Entmenschlichung bekämpfen – Grenzen überwinden!
In der Nacht vom
30.11. auf den 01.12. wurde der Eingang der EU Kommission in Bonn
teilweise zugemauert. Aufgrund der Polizei konnte die Aktion leider
nicht abgeschlossen werden. Wir möchten damit gegen die
Asylrechtsverschärfung protestieren und auf die unzähligen Opfer
aufmerksam machen, die das Grenzregime der EU fordert. Im Rahmen der
Planung sind zwei Texte zum Zweck der medialen Aufbereitung der Aktion
entstanden. Wir möchten beide veröffentlichen und die Texte als sich
ergänzend verstanden wissen.
1)
Jedes Jahr am Tag der Wiedervereinigung feiert Deutschland die
Überwindung seiner inneren Grenzen. Dabei verkennt es, dass Grenzen
tagtäglich reproduziert werden.
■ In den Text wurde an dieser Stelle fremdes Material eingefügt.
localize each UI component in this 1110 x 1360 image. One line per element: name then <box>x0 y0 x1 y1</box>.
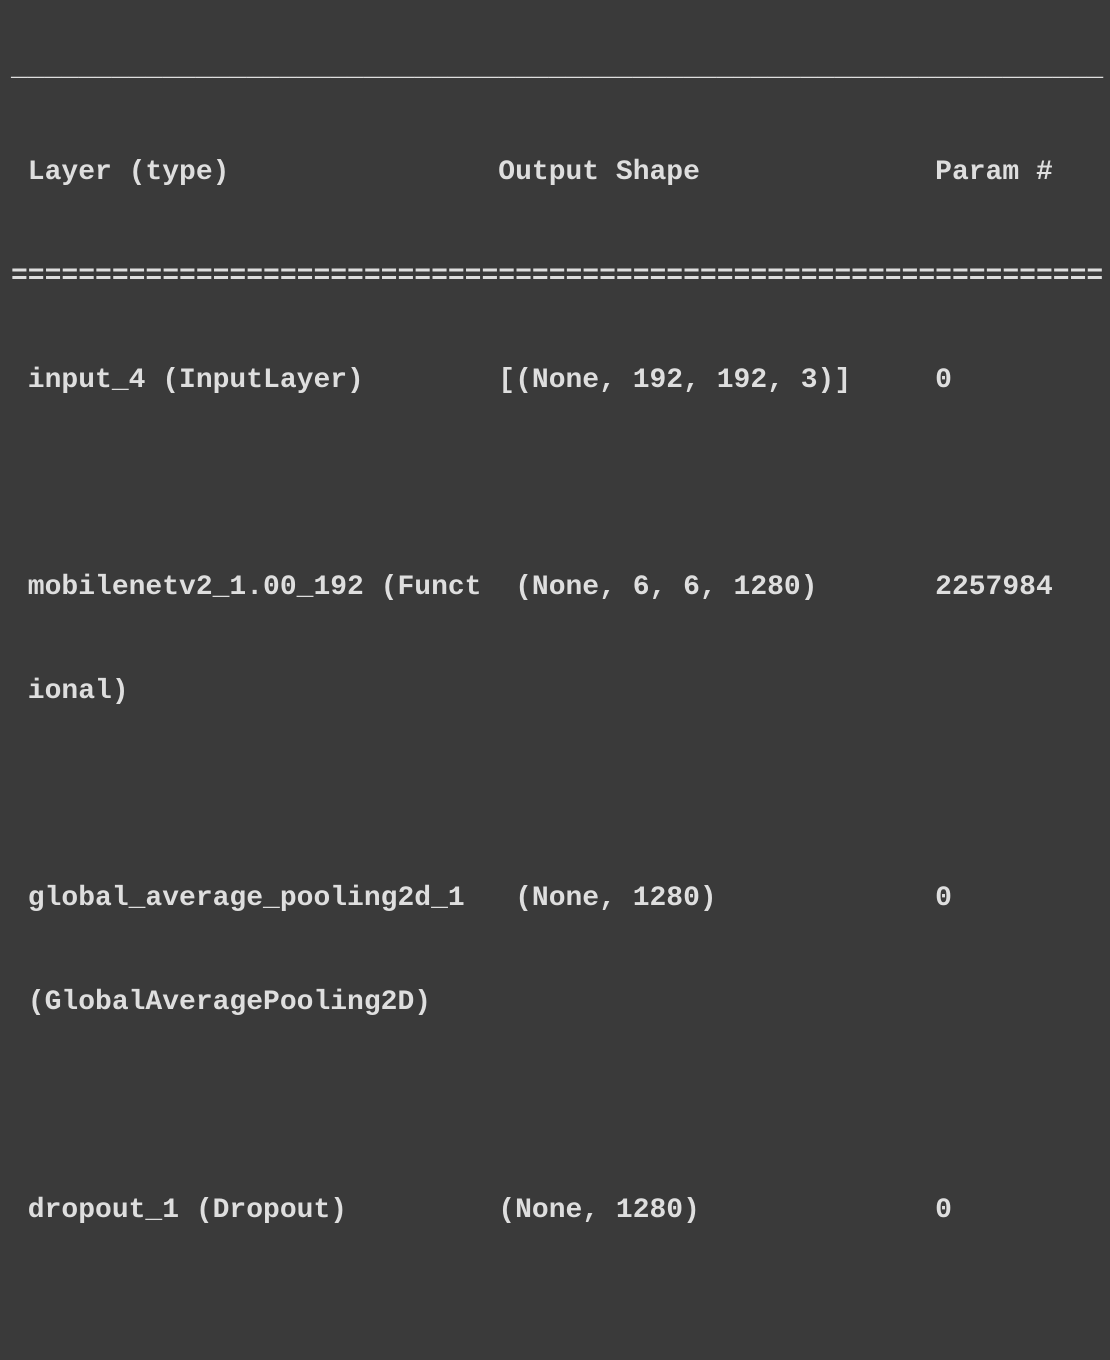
top-rule: ________________________________________… <box>11 53 1104 85</box>
row-spacer <box>11 1090 1103 1125</box>
row-spacer <box>11 779 1103 814</box>
table-row-global-average-pooling-line2: (GlobalAveragePooling2D) <box>11 987 1104 1019</box>
table-row-global-average-pooling-line1: global_average_pooling2d_1 (None, 1280) … <box>11 883 1104 915</box>
row-spacer <box>11 467 1103 502</box>
table-header-row: Layer (type) Output Shape Param # <box>11 156 1104 188</box>
row-spacer <box>11 1298 1103 1333</box>
table-row-mobilenetv2-line1: mobilenetv2_1.00_192 (Funct (None, 6, 6,… <box>11 572 1104 604</box>
model-summary-output: ________________________________________… <box>11 0 1103 1360</box>
table-row-input-4: input_4 (InputLayer) [(None, 192, 192, 3… <box>11 364 1104 396</box>
header-separator-rule: ========================================… <box>11 260 1104 292</box>
table-row-dropout-1: dropout_1 (Dropout) (None, 1280) 0 <box>11 1194 1104 1226</box>
table-row-mobilenetv2-line2: ional) <box>11 675 1104 707</box>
Innerhalb der Gesellschaft und an den
real existierenden Grenzen der EU.
Das System Kapitalismus, in dem wir leben, produziert Grenzen Tag für Tag:
Allein deshalb, weil Einige reicher sind als Andere.
Industriestaaten
beuten andere Staaten durch wirtschaftliche Sanktionen aus (siehe
Griechenland) oder destabilisieren sie durch Krieg (siehe Nahost).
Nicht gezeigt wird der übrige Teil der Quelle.